To Crop or Not to Crop
As I mentioned before, some Etsy sellers upload their artwork as standalone images, while others depict their artwork in different environments. We wanted to present the former as-is, and we needed to crop the latter, but we had no way to automatically categorize the more than 5 million artwork listings available on our marketplace.
To solve this, we used on-device machine learning provided by Core ML. The team sifted through more than 1,200 listings and sorted the images by those that should be cropped and those that should not be cropped. To create the machine learning model, we first used an iOS Playground and, later, a Mac application called Create ML. The process was as easy as dropping a directory with two subdirectories filled with correct images, “no_frames” and “frames”, into the application along with a corresponding smaller set of different images used to test the resulting model. Once this model was created and verified, we used VNCoreMLRequest to check a listing’s image and determine whether we should crop it or present it as-is. This type of model is known as image classification.
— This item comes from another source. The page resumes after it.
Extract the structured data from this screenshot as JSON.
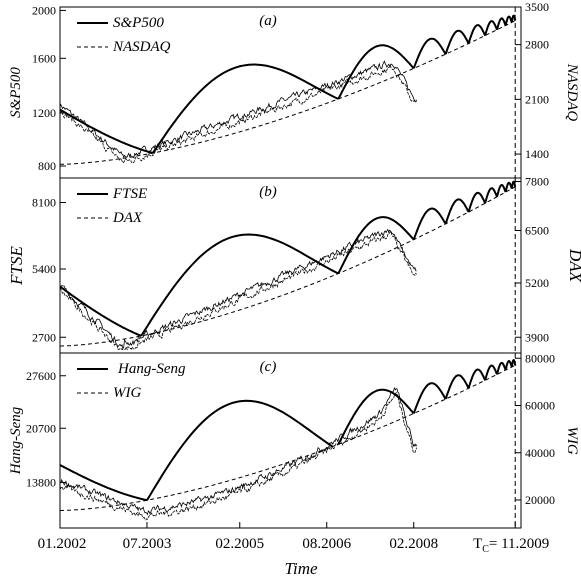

We also investigated a different type of mode called object detection, which finds the existence and coordinates of a frame within an image. This technique had two downsides: training the model required laborious manual object marking for each image provided, and the resulting model, which would be included in our app bundle, would be well over 60mb vs. the 15kb model for image classification. That’s right, kilobytes.
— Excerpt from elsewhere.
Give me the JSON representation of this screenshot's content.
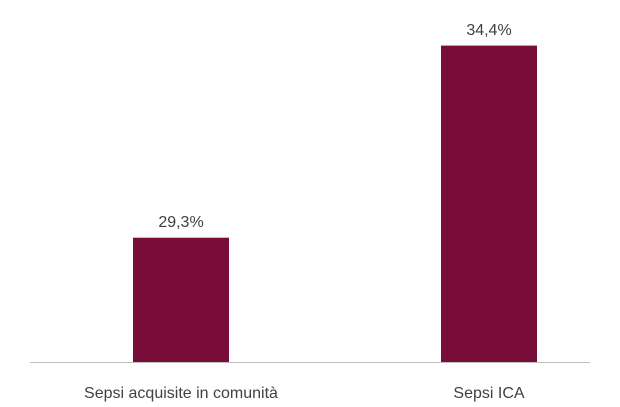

Translating Two Dimensions to Three
Once we had the process for determining whether the image needs to be reformatted, we used a combination of iOS’ SceneKit and ARKit to place the artwork as a material on a rudimentary shape. With Apple focusing heavily on this space, we were able to find plenty of great examples and tutorials to get us started with augmented reality on iOS. We started with the easy-to-use RealityKit framework, but the iOS 13-only restriction was a blocker as we supported back to iOS 11 at the time.
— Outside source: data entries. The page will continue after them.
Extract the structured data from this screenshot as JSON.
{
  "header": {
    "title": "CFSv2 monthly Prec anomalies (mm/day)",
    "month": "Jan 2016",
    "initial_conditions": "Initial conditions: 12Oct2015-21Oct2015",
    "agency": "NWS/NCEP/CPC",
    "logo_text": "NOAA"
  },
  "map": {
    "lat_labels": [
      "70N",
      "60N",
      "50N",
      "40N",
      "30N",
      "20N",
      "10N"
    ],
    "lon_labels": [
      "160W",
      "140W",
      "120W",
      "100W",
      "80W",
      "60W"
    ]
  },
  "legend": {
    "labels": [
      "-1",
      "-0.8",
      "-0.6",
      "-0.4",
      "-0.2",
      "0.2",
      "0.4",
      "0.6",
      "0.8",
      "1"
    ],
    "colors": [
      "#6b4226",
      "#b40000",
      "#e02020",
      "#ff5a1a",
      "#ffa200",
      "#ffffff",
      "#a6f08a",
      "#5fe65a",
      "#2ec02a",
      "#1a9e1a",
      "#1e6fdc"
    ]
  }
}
The implementation in ARKit was relatively straightforward, technically, but working for the first time in 3D space vs. a flat screen, it was a challenge to develop a vocabulary and way of thinking about the physical space being altered by the virtual. It was difficult putting into words the difference between, for example, moving on a y-axis and how that differed from making the item scale in size. While this was eventually smoothed out with experience, we knew we had to keep this in mind for Etsy buyers, as augmented reality is not a common experience for most people. For example, how would we coach them through the fact that ARKit needs them to use the camera to scan the room to find the edges of the wall in order to discern the vertical plane? What makes it apparent that they can tap on screen? In order to give our users an inclination of how to use this feature successfully, our designer, Kate Matsumoto, product manager, Han Cho, and copywriter, Jed Baker, designed an onboarding flow, based on user-testing, that walks our buyers through this new experience.
Wrapping it All Up
Using machine learning to determine if we should crop an image or not, cropping it based on a strong rectangle, and presenting the artwork on a real wall was only part of the picture here. Assisted by Evan Wolf and Nook Harquail, we also dealt with complex problems including parsing item descriptions to gather dimension, raytraced hit-testing, and color averaging to make this feature feel as seamless and lifelike as possible for Etsy buyers. From here, we have plenty of ideas for continuing to improve this experience but in the meantime, I encourage you to consider the fantastic frameworks you have at your disposal, and how you can link them together to create an experience that seemed impossible just years ago.